A forma ideal de governo é a aristocracia (544e), comandada por aqueles que amam o saber, o bem e o justo. Mas, se tudo o que nasce está sujeito à corrupção, nem uma constituição como essa permanecerá para sempre, há de dissolver-se (546a). Através de um complicado cálculo geométrico, Sócrates faz ver que há uma falha eugênica (exemplificada pela mistura indevida de metais) (547a); o amor à justiça é substituído pelo amor ao poder e à riqueza; assim, ocorrerá a Timocracia, “uma forma de governo entre a aristocracia e a oligarquia” (547c). A esta sucede a oligarquia, governo dos que amam o dinheiro (551a). Ao legislar em favor só de uma classe, a dos ricos, esta forma de governo causará a cisão do Estado: “É que um Estado desses não é um só, mas dois... o dos pobres e o dos ricos, que habitam no mesmo lugar e estão sempre a conspirar uns contra os outros” (551 d). Termina o amor à virtude. O Estado entra em luta consigo mesmo: um partido de poucos muito ricos e outro de muitos pobres estarão em guerra, prevalecendo o último: “A democracia surge... quando após a vitória dos pobres, estes matam uns, expulsam outros, e partilham igualmente... o governo e as magistraturas, e esses cargos são, na maior parte, tirados à sorte (557a). Tendo a liberdade por base, na democracia ocorrerá a ausência de qualquer exigência e o desprezo pelos princípios. A democracia conduz à anarquia: “Estas são as vantagens da democracia: uma forma aprazível, anárquica, variegada, e que reparte a sua igualdade do mesmo modo pelo que é igual e pelo que é desigual” (558c). Ao exasperar a liberdade como bem supremo, “eliminam-se até as diferenças impostas pela natureza e, assim, a liberdade em excesso não conduz a mais nada que não seja a escravatura em excesso, quer para o indivíduo, quer para o Estado” (564 a). E dessa forma surge a Tirania: do cúmulo da liberdade surge a mais completa e mais selvagem das escravaturas (564b). Primeiro, instaura-se a anarquia, e dessa situação aproveita-se o tirano que, de pretenso defensor da ordem, transforma-se em lobo, impondo a força sobre todos. É o reino da injustiça.


No final do livro IX, Glauco questiona que tal Estado Ideal, como Sócrates propõe, é utópico, jamais existirá. Este Estado permanecerá como modelo eterno a ser contemplado: “Talvez nos céus haja algum modelo para alguém que deseja consultá-lo e por ele modelar a conduta da própria alma”, é a resposta de Sócrates.


Livro X -
no início do livro Sócrates retoma a crítica à poesia como meio educativo.
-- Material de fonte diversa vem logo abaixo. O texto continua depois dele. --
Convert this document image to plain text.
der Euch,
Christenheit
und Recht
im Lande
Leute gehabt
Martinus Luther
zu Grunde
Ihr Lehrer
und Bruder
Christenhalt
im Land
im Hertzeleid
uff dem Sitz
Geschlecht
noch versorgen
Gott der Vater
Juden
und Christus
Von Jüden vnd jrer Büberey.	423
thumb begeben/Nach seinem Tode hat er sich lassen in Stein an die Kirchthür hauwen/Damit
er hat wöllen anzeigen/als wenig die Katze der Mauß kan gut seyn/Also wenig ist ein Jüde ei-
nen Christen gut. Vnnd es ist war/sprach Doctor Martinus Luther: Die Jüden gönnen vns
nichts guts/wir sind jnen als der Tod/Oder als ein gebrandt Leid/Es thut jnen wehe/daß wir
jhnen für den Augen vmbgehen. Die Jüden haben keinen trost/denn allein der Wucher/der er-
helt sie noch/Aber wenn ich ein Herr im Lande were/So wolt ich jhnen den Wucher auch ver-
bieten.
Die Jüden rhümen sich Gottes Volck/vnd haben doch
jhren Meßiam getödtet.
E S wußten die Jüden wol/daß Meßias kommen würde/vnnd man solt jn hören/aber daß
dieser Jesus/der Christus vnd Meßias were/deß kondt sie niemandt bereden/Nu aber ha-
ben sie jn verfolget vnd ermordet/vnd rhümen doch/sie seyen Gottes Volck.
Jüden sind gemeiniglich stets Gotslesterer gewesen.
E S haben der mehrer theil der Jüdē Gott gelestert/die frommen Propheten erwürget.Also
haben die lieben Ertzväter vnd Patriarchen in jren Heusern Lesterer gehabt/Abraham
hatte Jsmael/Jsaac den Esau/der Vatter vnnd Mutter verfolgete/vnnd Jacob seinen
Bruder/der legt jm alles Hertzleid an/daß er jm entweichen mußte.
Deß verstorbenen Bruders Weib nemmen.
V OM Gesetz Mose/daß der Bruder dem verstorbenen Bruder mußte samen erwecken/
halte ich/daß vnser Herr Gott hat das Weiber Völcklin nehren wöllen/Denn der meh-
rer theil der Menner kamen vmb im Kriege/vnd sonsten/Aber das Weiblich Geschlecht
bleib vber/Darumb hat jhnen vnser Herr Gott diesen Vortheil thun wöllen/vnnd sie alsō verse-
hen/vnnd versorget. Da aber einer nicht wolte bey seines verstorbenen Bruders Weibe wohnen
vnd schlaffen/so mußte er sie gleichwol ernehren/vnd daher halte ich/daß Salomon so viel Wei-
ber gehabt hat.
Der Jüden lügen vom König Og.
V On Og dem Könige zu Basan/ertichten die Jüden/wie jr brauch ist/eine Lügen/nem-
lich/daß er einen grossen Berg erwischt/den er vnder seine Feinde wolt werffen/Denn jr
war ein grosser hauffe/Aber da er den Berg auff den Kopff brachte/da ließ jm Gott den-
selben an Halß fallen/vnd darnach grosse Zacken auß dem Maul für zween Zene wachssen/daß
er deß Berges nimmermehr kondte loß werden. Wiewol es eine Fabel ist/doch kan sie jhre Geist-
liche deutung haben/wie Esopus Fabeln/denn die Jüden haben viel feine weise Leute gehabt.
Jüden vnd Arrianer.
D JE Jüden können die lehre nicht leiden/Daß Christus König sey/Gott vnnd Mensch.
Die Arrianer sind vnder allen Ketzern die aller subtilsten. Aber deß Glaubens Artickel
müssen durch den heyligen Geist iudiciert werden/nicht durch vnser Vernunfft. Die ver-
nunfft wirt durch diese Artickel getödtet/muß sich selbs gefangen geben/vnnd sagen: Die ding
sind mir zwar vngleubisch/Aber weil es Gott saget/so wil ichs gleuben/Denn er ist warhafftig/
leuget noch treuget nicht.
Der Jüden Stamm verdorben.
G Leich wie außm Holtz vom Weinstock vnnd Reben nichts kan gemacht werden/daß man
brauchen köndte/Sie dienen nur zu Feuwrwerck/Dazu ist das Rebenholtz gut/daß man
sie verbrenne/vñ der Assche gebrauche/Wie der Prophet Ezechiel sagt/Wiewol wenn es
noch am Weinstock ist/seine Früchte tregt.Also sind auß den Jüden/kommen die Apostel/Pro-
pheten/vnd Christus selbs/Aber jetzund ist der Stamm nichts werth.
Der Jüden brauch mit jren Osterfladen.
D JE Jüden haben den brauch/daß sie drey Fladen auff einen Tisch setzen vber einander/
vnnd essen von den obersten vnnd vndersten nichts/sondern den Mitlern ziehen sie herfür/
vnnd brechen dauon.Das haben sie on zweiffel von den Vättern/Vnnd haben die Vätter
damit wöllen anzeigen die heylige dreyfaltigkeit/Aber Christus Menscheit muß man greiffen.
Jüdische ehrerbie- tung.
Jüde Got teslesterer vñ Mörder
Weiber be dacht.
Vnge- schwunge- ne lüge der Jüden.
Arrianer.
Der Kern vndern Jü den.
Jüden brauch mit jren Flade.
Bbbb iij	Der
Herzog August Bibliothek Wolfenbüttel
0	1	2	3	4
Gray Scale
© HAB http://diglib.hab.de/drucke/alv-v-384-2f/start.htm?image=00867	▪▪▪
A poesia não revela as coisas como são, mas como num espelho, nos revela só a aparência; e da natureza humana descreve somente o trágico e o triste. A poesia, enfim, está a três passos da realidade ( ). Deverá ser excluída da Cidade uma arte dessa espécie (607b), pois seria prejudicial à justiça e às demais virtudes (608b). Sócrates dá a entender que a poesia deva ser substituída pela filosofia, como meio educativo, pois somente esta pode nos revelar, na sua forma dialética, o que é a realidade de fato.

O restante do livro X constitui uma exortação à prática do Bem, ou seja, da justiça e das demais virtudes. Sócrates recorre ao discurso escatológico através do mito de Er, onde fala da recompensa no pós morte: afinal, a vida “é um grande combate (megas agon), meu caro Glauco, é mais do que parece, o que consiste em nos tornarmos bons ou maus. De modo que não devamos deixar-nos arrebatar por honrarias, riquezas, nem poder algum, nem mesmo pela poesia, descurando a justiça e as outras virtudes” (608b).


Concluindo a República, Sócrates trata da imortalidade da alma e tenta equacionar o destino com a responsabilidade. Retornando às figuras das três Parcas: Laquesis (passado), Cloto (presente) e Átropos (futuro), as filhas da Necessidade, Sócrates folga os laços do férreo destino, defendido pelo pensamento grego anterior: “Não é o gênio que vos escolherá, mas vós que escolhereis o gênio. O primeiro a quem a sorte couber, seja o primeiro a escolher uma vida a que ficará ligado pela necessidade. A virtude não tem senhor; cada um a terá em maior ou menor grau, conforme a honrar ou a desonrar. A responsabilidade é de quem a escolhe. O deus é isento de culpa” (617 e).


Assim, como é impossível a alguém descrever todos os detalhes de uma obra de arte, analogamente nesta resenha não foi possível transmitir “tudo” sobre a República – que esta sirva ao menos como convite à leitura e contemplação desta obra prima do gênio grego.